Despite the consistent progress toward legalization and increasing accessibility at the state level, cannabis companies and valuations have faltered. AdvisorShares Pure US Cannabis ETF- MSOS is down 80% since February 2021. The fund’s largest holding, Green Thumb Industries, is nearing five-year lows. The graph below shows that Price to Sales multiples for the industry is back to the lowest level in at least four years. With valuations relatively cheap and the rising odds for strong growth, Cannabis stocks may be a sector worth following.

cannabis valautions

Who’s Buying and Who’s Selling?

The media often claims that either sellers or buyers drove the market’s direction. The truth is that every time a stock trades, there is a buyer and seller. By understanding that simple fact, we can gain an edge by distinguishing what type of investors are buying or selling.

It is often said retail investors are dumb money and institutional and hedge funds are smart money. The table below from AEI argues otherwise. Per AEI- “The S&P 500 Index Out-performed Hedge Funds over the Last 10 Years. And It Wasn’t Even Close!” Given the significant popularity of passive investment strategies that buy the major indexes, it’s fair to say a good number of retail accounts and 401ks have beaten hedge funds over the last decade.

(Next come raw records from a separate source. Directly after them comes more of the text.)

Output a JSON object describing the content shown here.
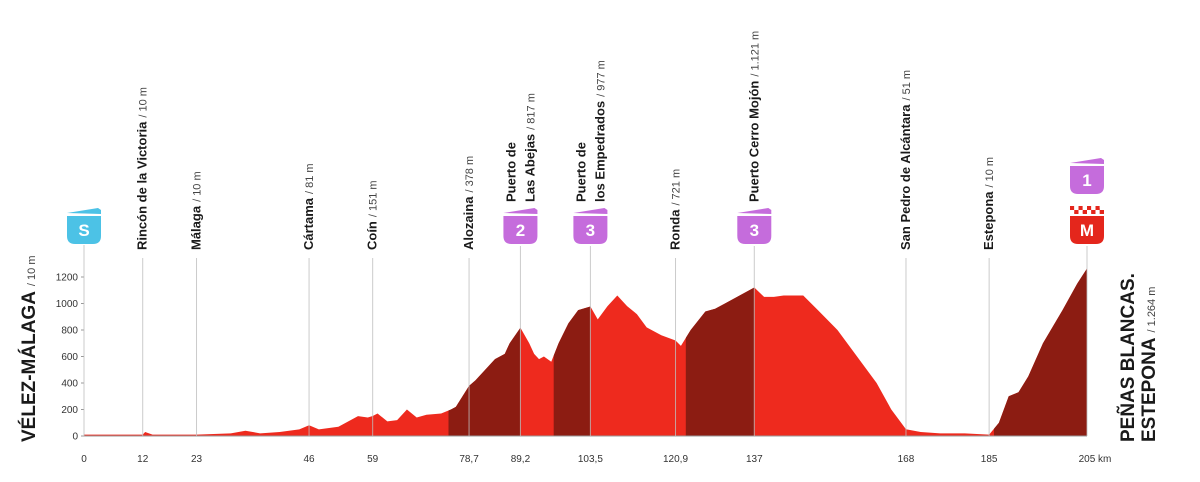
{
  "chart_data": {
    "type": "area",
    "x": [
      0,
      12,
      12.5,
      14,
      23,
      30,
      33,
      36,
      40,
      44,
      46,
      48,
      52,
      56,
      58,
      59,
      60,
      62,
      64,
      66,
      68,
      70,
      73,
      75,
      76,
      78.7,
      80,
      82,
      84,
      86,
      87,
      89.2,
      91,
      92,
      93,
      94,
      95.5,
      97,
      99,
      101,
      103.5,
      105,
      107,
      109,
      111,
      113,
      115,
      118,
      120.9,
      122,
      124,
      127,
      129,
      131,
      134,
      137,
      139,
      141,
      143,
      147,
      150,
      154,
      158,
      162,
      165,
      168,
      171,
      175,
      180,
      185,
      187,
      189,
      191,
      193,
      196,
      200,
      203,
      205
    ],
    "values": [
      10,
      10,
      30,
      10,
      10,
      20,
      40,
      20,
      30,
      50,
      81,
      50,
      70,
      150,
      140,
      151,
      170,
      110,
      120,
      200,
      140,
      160,
      170,
      200,
      220,
      378,
      420,
      500,
      580,
      620,
      700,
      817,
      700,
      620,
      580,
      600,
      560,
      700,
      850,
      950,
      977,
      880,
      980,
      1060,
      980,
      920,
      820,
      760,
      721,
      680,
      800,
      940,
      960,
      1000,
      1060,
      1121,
      1050,
      1050,
      1060,
      1060,
      950,
      800,
      600,
      400,
      200,
      51,
      30,
      20,
      20,
      10,
      100,
      300,
      330,
      450,
      700,
      950,
      1150,
      1264
    ],
    "color": "#ee2a1e",
    "climb_color": "#8c1c12",
    "climbs": [
      {
        "x": [
          74.5,
          89.2
        ]
      },
      {
        "x": [
          96,
          103.5
        ]
      },
      {
        "x": [
          123,
          137
        ]
      },
      {
        "x": [
          186,
          205
        ]
      }
    ],
    "xlim": [
      0,
      205
    ],
    "ylim": [
      0,
      1200
    ],
    "yticks": [
      0,
      200,
      400,
      600,
      800,
      1000,
      1200
    ],
    "xticks": [
      0,
      12,
      23,
      46,
      59,
      {
        "value": 78.7,
        "label": "78,7"
      },
      {
        "value": 89.2,
        "label": "89,2"
      },
      {
        "value": 103.5,
        "label": "103,5"
      },
      {
        "value": 120.9,
        "label": "120,9"
      },
      137,
      168,
      185,
      {
        "value": 205,
        "label": "205 km"
      }
    ],
    "badge_colors": {
      "S": "#4cc2e6",
      "M": "#e4261c",
      "climb": "#c56cdc"
    },
    "waypoints": [
      {
        "name": [
          "VÉLEZ-MÁLAGA"
        ],
        "altitude": "/ 10 m",
        "badges": [
          "S"
        ]
      },
      {
        "name": [
          "Rincón de la Victoria"
        ],
        "altitude": "/ 10 m",
        "badges": []
      },
      {
        "name": [
          "Málaga"
        ],
        "altitude": "/ 10 m",
        "badges": []
      },
      {
        "name": [
          "Cártama"
        ],
        "altitude": "/ 81 m",
        "badges": []
      },
      {
        "name": [
          "Coín"
        ],
        "altitude": "/ 151 m",
        "badges": []
      },
      {
        "name": [
          "Alozaina"
        ],
        "altitude": "/ 378 m",
        "badges": []
      },
      {
        "name": [
          "Puerto de",
          "Las Abejas"
        ],
        "altitude": "/ 817 m",
        "badges": [
          "2"
        ]
      },
      {
        "name": [
          "Puerto de",
          "los Empedrados"
        ],
        "altitude": "/ 977 m",
        "badges": [
          "3"
        ]
      },
      {
        "name": [
          "Ronda"
        ],
        "altitude": "/ 721 m",
        "badges": []
      },
      {
        "name": [
          "Puerto Cerro Mojón"
        ],
        "altitude": "/ 1.121 m",
        "badges": [
          "3"
        ]
      },
      {
        "name": [
          "San Pedro de Alcántara"
        ],
        "altitude": "/ 51 m",
        "badges": []
      },
      {
        "name": [
          "Estepona"
        ],
        "altitude": "/ 10 m",
        "badges": []
      },
      {
        "name": [
          "PEÑAS BLANCAS.",
          "ESTEPONA"
        ],
        "altitude": "/ 1.264 m",
        "badges": [
          "1",
          "M"
        ]
      }
    ]
  }
}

The second graph highlights how retail and hedge fund investors are currently positioning themselves. As it shows, retail investors (private clients) have been buying throughout the year. Right now, they do not seem very smart. Our concern is that the traditional “smart money,” the hedge funds, which have been aggressively selling, are correct. That said, hedge funds have been buying recently, which may be a good sign if it continues. If retail becomes net sellers in 2023 and hedge funds large buyers, we may see active investment strategies beat out passive ones. Such would prove worrisome for the FAANG stocks and other mega-cap stocks. Small and mid caps, which are not well represented in passive funds, may outperform in such an environment.